Brasília
– O próximo presidente receberá uma herança ingrata do atual governo: o maior nível de endividamento do setor público já registrado na história do País. A dívida líquida do setor público no final deste ano deverá ser equivalente a 59% de tudo o que é produzido pelas empresas nacionais e pelos grupos estrangeiros instalados no País, o Produto Interno Bruto (PIB). Isso, num cenário favorável traçado pelo Banco Central em que a cotação do dólar encerra o ano abaixo dos R$ 3,12.Em julho, a dívida cresceu num ritmo assustador. Foram R$ 2,3 bilhões por dia, R$ 69,1 bilhões em um mês. Com isso, o saldo ficou em R$ 819,4 bilhões, 61,9% do PIB.
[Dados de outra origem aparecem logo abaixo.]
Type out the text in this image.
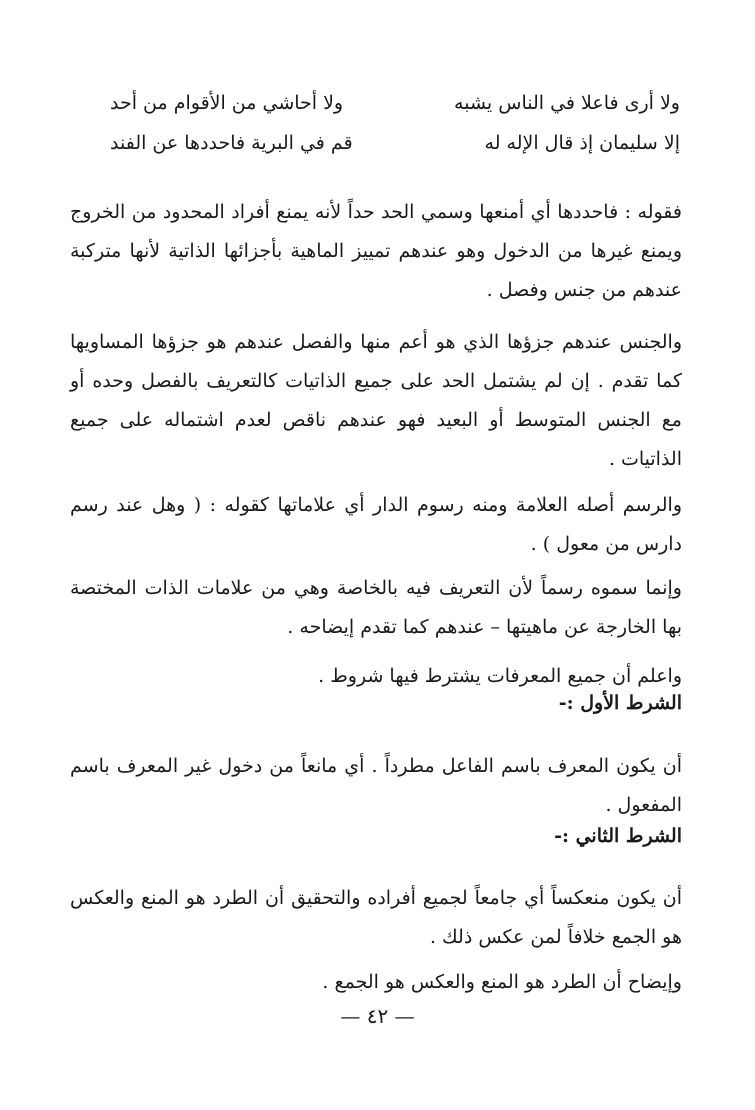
ولا أرى فاعلا في الناس يشبه
ولا أحاشي من الأقوام من أحد
إلا سليمان إذ قال الإله له
قم في البرية فاحددها عن الفند

فقوله : فاحددها أي أمنعها وسمي الحد حداً لأنه يمنع أفراد المحدود من الخروج ويمنع غيرها من الدخول وهو عندهم تمييز الماهية بأجزائها الذاتية لأنها متركبة عندهم من جنس وفصل .

والجنس عندهم جزؤها الذي هو أعم منها والفصل عندهم هو جزؤها المساويها كما تقدم . إن لم يشتمل الحد على جميع الذاتيات كالتعريف بالفصل وحده أو مع الجنس المتوسط أو البعيد فهو عندهم ناقص لعدم اشتماله على جميع الذاتيات .

والرسم أصله العلامة ومنه رسوم الدار أي علاماتها كقوله : ( وهل عند رسم دارس من معول ) .

وإنما سموه رسماً لأن التعريف فيه بالخاصة وهي من علامات الذات المختصة بها الخارجة عن ماهيتها – عندهم كما تقدم إيضاحه .

واعلم أن جميع المعرفات يشترط فيها شروط .

الشرط الأول :-

أن يكون المعرف باسم الفاعل مطرداً . أي مانعاً من دخول غير المعرف باسم المفعول .

الشرط الثاني :-

أن يكون منعكساً أي جامعاً لجميع أفراده والتحقيق أن الطرد هو المنع والعكس هو الجمع خلافاً لمن عكس ذلك .

وإيضاح أن الطرد هو المنع والعكس هو الجمع .

— ٤٢ —
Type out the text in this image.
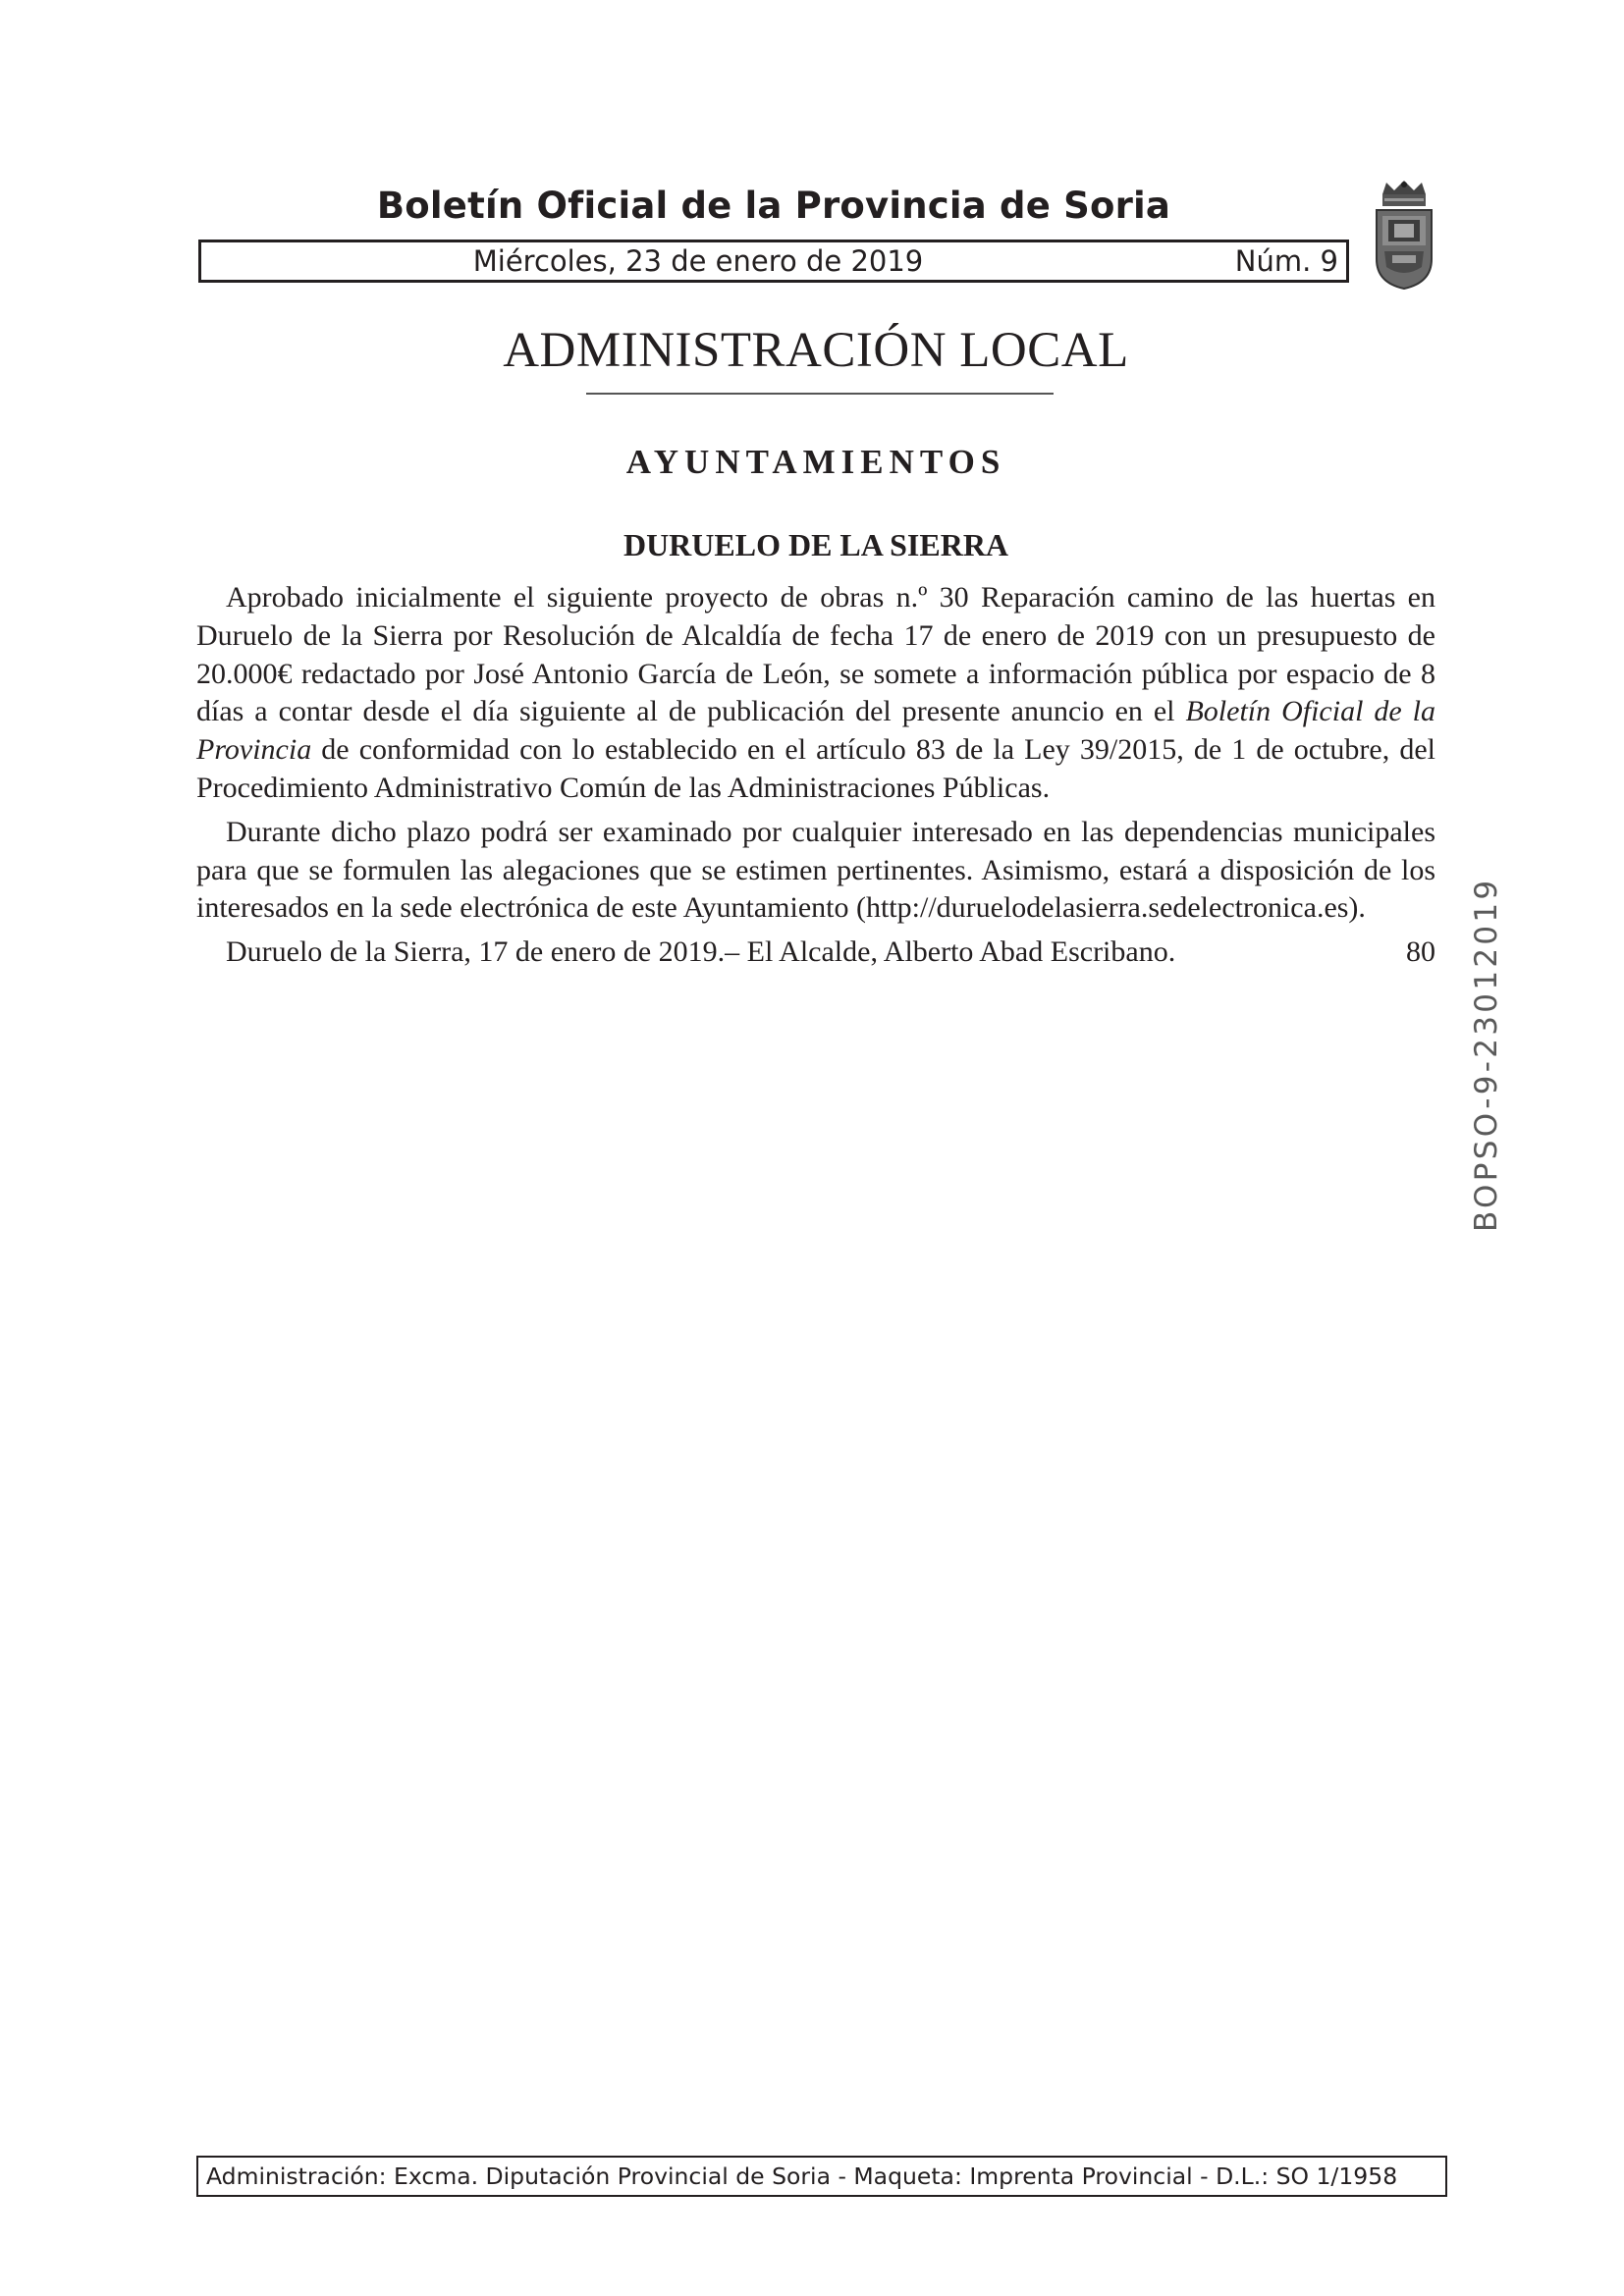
Boletín Oficial de la Provincia de Soria
Miércoles, 23 de enero de 2019	Núm. 9
ADMINISTRACIÓN LOCAL
AYUNTAMIENTOS
DURUELO DE LA SIERRA

Aprobado inicialmente el siguiente proyecto de obras n.º 30 Reparación camino de las huertas en Duruelo de la Sierra por Resolución de Alcaldía de fecha 17 de enero de 2019 con un presupuesto de 20.000€ redactado por José Antonio García de León, se somete a información pública por espacio de 8 días a contar desde el día siguiente al de publicación del presente anuncio en el Boletín Oficial de la Provincia de conformidad con lo establecido en el artículo 83 de la Ley 39/2015, de 1 de octubre, del Procedimiento Administrativo Común de las Administraciones Públicas.

Durante dicho plazo podrá ser examinado por cualquier interesado en las dependencias municipales para que se formulen las alegaciones que se estimen pertinentes. Asimismo, estará a disposición de los interesados en la sede electrónica de este Ayuntamiento (http://duruelodelasierra.sedelectronica.es).

Duruelo de la Sierra, 17 de enero de 2019.– El Alcalde, Alberto Abad Escribano.	80 BOPSO-9-23012019
Administración: Excma. Diputación Provincial de Soria - Maqueta: Imprenta Provincial - D.L.: SO 1/1958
Em agosto é prevista pelo Banco Central uma queda do estoque da dívida para cerca de R$ 790 bilhões, 59% do PIB em valores atuais. Para isso, o valor da taxa de câmbio de hoje será fundamental. A projeção do BC foi feita com uma cotação do dólar de R$ 3,12, o que se for confirmada resultará numa valorização do câmbio de 8,94% no mês. Se o valor da taxa for menor, a dívida poderá recuar um pouco mais.
Desde o início do ano, a dívida pública aumentou R$ 158 5 bilhões, praticamente cinco vezes o ajuste fiscal imposto pelo governo à população no mesmo período. De janeiro a julho, o setor público conseguiu arrecadar R$ 32,8 bilhões a mais do que os gastos previstos, sem incluir o pagamento de juros. No mês passado especificamente, esse ganho, conhecido como superávit primário, somou R$ 3,9 bilhões. Esse dinheiro serve para abater a dívida e tentar evitar que ela assuma um comportamento explosivo.
Mesmo com tamanha economia, o governo não tem tido sucesso no controle da dívida. Apesar de o chefe do Departamento Econômico do BC, Altamir Lopes, assim como a cúpula da instituição, insistir que “a trajetória da dívida não é explosiva”, o nível de endividamento do setor público faz acender a luz amarela quando se analisa as perspectivas do País.
“Julho teve um comportamento atípico. Durante a maior parte do mês o câmbio ficou abaixo de R$ 3 e ultrapassou esse valor nos últimos dias”, afirma Lopes. “Se considerarmos a taxa média de julho, a dívida cairia para 57,8% do PIB”, ameniza.
Dependência do dólar
O vilão nessa história toda é realmente o dólar. Como boa parte da dívida está vinculada à moeda americana, o setor público fica vulnerável cada vez que a cotação sobe. No mês passado, os papéis do governo federal atrelados à taxa de câmbio representavam 28,5% da dívida em títulos, o que significa R$ 192,2 bilhões.
Além disso, por causa das turbulências no mercado financeiro, o governo passou a vender contratos de câmbio (swap cambial) aos investidores, o que elevou a exposição do setor público em dólar para R$ 249,9 bilhões.
Fora isso, há ainda a parcela da dívida externa que é convertida para reais na hora de calcular a dívida líquida do setor público. Ao somar tudo, a dívida vinculada ao dólar chega a R$ 448,7 bilhões, mais da metade do endividamento público. Com isso, o sobe-e-desce do câmbio provoca oscilação na dívida.
A vantagem é que, como ela não está vencendo integralmente agora, o País pode se beneficiar de uma queda no estoque da dívida se o dólar recuar. Quanto mais a dívida cresce maiores as chances de o próximo presidente ter de aumentar o superávit fiscal de 2003 estimado em 3,75% do PIB para evitar problemas maiores de administração da dívida já no seu primeiro ano de mandato.